Import and Initialize the App

Let's start off with imports and initializing DBOS.

import os
from tempfile import TemporaryDirectory
from typing import List

import requests
from dbos import DBOS, Queue, WorkflowHandle, load_config
from fastapi import FastAPI
from fastapi.responses import HTMLResponse
from llama_index.core import Settings, StorageContext, VectorStoreIndex
from llama_index.readers.file import PDFReader
from llama_index.vector_stores.postgres import PGVectorStore
from pydantic import BaseModel, HttpUrl

from .schema import chat_history

app = FastAPI()
DBOS(fastapi=app)

Next, let's initialize LlamaIndex to use Postgres with pgvector as its vector store:

def configure_index():
Settings.chunk_size = 512
dbos_config = load_config()
db = dbos_config["database"]
vector_store = PGVectorStore.from_params(
database=db["app_db_name"],
host=db["hostname"],
password=db["password"],
port=db["port"],
user=db["username"],
perform_setup=False,
)
storage_context = StorageContext.from_defaults(vector_store=vector_store)
index = VectorStoreIndex([], storage_context=storage_context)
chat_engine = index.as_chat_engine()
return index, chat_engine


index, chat_engine = configure_index()

Building a Durable Data Ingestion Pipeline

Now, let's write the document ingestion pipeline. Because ingesting and indexing documents may take a long time, we need to build a pipeline that's both concurrent and reliable. It needs to process multiple documents at once and it needs to be resilient to failures, so if the application is interrupted or restarted, or encounters an error, it can recover from where it left off instead of restarting from the beginning or losing some documents entirely.
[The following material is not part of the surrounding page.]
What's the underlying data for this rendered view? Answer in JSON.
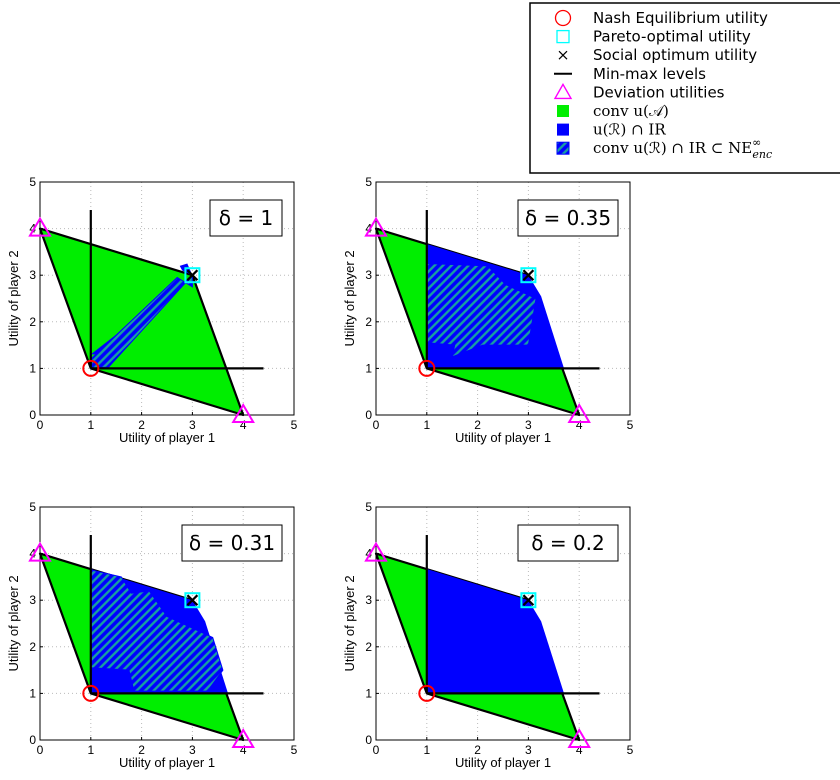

We'll build a concurrent, reliable data ingestion pipeline using DBOS queues and durable execution. This workflow takes in a batch of document URLs and enqueues them for ingestion. It then waits for them all to complete and counts how many total documents and pages were ingested. If it's ever interrupted or restarted, it recovers the ingestion of each document from the last completed step, guaranteeing that every document is ingested and none are lost.

queue = Queue("indexing_queue")


@DBOS.workflow()
def indexing_workflow(urls: List[HttpUrl]):
handles: List[WorkflowHandle] = []
for url in urls:
handle = queue.enqueue(index_document, url)
handles.append(handle)
indexed_pages = 0
for handle in handles:
indexed_pages += handle.get_result()
DBOS.logger.info(f"Indexed {len(urls)} documents totaling {indexed_pages} pages")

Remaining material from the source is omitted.